Leland Jasperse

Lee Jasperse
Teaching Fellow
Cohort Year: 2017
Research Interests: feminist and queer theory; racial and sexual biopolitics; history of affect, embodiment, and psychology; Victorian culture; literature in transition

Biography

I received my PhD in English from the University of Chicago in 2023 and hold an M.A. in Psychology from NYU. Broadly, I am interested in the way literary form and style refract shifting embodied and intimate norms, with particular attention to gender, sexuality, disability, and racialization. 

My book project, Insignificant Others: the Celibate Politics of Recessive Form, takes up fin-de-siècle texts about celibacy that fail to achieve erotic and narrative drive, innovating alternative forms (e.g. the sketch, the short story cycle).
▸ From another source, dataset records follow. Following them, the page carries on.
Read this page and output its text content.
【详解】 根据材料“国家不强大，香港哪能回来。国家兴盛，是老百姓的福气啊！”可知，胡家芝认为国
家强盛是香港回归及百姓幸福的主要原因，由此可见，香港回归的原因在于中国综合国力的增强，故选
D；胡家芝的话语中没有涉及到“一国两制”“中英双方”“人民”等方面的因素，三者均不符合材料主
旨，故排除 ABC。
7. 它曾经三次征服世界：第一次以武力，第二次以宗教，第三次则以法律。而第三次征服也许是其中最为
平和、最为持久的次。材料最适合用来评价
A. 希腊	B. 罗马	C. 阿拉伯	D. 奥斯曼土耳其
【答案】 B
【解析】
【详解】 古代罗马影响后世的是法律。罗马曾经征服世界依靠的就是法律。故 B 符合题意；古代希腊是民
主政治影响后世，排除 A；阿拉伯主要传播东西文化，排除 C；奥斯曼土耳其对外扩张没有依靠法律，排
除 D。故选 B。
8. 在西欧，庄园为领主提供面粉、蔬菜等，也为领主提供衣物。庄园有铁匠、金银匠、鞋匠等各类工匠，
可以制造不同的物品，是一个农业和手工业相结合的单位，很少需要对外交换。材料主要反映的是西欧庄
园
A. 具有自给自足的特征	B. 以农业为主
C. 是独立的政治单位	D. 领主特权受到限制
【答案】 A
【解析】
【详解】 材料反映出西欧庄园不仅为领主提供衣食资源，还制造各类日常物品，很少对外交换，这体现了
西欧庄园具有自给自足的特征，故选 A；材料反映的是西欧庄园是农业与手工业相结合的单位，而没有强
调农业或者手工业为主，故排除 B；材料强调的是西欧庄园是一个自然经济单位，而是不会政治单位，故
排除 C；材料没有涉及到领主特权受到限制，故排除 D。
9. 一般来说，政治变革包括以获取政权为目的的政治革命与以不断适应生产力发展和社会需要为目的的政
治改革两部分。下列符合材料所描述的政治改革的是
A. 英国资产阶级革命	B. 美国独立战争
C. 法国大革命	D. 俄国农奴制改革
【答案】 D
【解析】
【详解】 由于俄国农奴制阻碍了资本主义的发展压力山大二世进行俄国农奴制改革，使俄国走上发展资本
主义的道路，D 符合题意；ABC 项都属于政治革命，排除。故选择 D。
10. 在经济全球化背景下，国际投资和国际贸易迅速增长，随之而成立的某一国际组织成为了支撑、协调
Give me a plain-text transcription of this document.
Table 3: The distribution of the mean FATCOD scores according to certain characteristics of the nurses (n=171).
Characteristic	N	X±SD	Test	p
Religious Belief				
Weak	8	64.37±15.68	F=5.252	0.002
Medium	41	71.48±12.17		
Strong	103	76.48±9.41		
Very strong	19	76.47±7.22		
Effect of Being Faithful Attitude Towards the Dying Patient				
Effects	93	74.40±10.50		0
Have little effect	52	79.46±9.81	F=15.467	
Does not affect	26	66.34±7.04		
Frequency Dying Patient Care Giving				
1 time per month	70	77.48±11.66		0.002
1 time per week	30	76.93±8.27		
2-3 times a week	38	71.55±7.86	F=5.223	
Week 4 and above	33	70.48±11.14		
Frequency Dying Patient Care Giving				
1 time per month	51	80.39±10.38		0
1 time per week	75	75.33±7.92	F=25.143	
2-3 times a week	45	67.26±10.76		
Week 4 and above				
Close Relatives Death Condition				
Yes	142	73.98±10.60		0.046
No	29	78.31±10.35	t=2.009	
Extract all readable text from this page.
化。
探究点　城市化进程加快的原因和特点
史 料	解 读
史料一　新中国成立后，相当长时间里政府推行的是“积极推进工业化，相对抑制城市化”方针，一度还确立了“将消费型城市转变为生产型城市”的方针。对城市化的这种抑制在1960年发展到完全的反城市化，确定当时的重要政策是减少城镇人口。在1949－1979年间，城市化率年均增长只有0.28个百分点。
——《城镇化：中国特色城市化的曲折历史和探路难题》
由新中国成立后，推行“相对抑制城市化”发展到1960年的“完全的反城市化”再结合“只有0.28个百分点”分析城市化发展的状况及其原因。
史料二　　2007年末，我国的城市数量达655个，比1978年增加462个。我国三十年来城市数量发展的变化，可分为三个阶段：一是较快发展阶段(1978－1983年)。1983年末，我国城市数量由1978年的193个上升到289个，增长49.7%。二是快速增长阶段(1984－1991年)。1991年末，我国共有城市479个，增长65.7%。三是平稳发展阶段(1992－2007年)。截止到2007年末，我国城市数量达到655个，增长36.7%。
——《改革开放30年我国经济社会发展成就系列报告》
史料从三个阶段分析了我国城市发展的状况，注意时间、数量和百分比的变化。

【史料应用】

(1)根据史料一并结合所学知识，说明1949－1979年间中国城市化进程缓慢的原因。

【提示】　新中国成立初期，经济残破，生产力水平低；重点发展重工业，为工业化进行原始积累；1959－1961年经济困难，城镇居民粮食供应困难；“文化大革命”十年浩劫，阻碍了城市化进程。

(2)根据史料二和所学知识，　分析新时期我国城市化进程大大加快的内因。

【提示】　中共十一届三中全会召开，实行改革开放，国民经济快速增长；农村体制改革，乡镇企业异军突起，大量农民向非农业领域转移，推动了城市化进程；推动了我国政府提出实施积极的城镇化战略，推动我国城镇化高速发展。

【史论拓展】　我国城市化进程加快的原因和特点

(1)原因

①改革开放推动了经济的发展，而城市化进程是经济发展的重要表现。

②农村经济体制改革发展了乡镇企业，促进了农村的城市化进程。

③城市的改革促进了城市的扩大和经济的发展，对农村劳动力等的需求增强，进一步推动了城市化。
I read this corpus as aesthetic reactions to the historical moment, which saw the rise of sexual identity and the compulsorization of sexuality. These texts provocatively position asexuality as radically disruptive of social and literary norms. Emerging from this work, a second project examines how queer illness writing grapples with representing anaesthetic experience, the withdrawal from sensual attendant upon e.g. chronic fatigue, chemotherapy, and self-medication. I teach in the Humanities Core (Media Aesthetics) and the Department of English.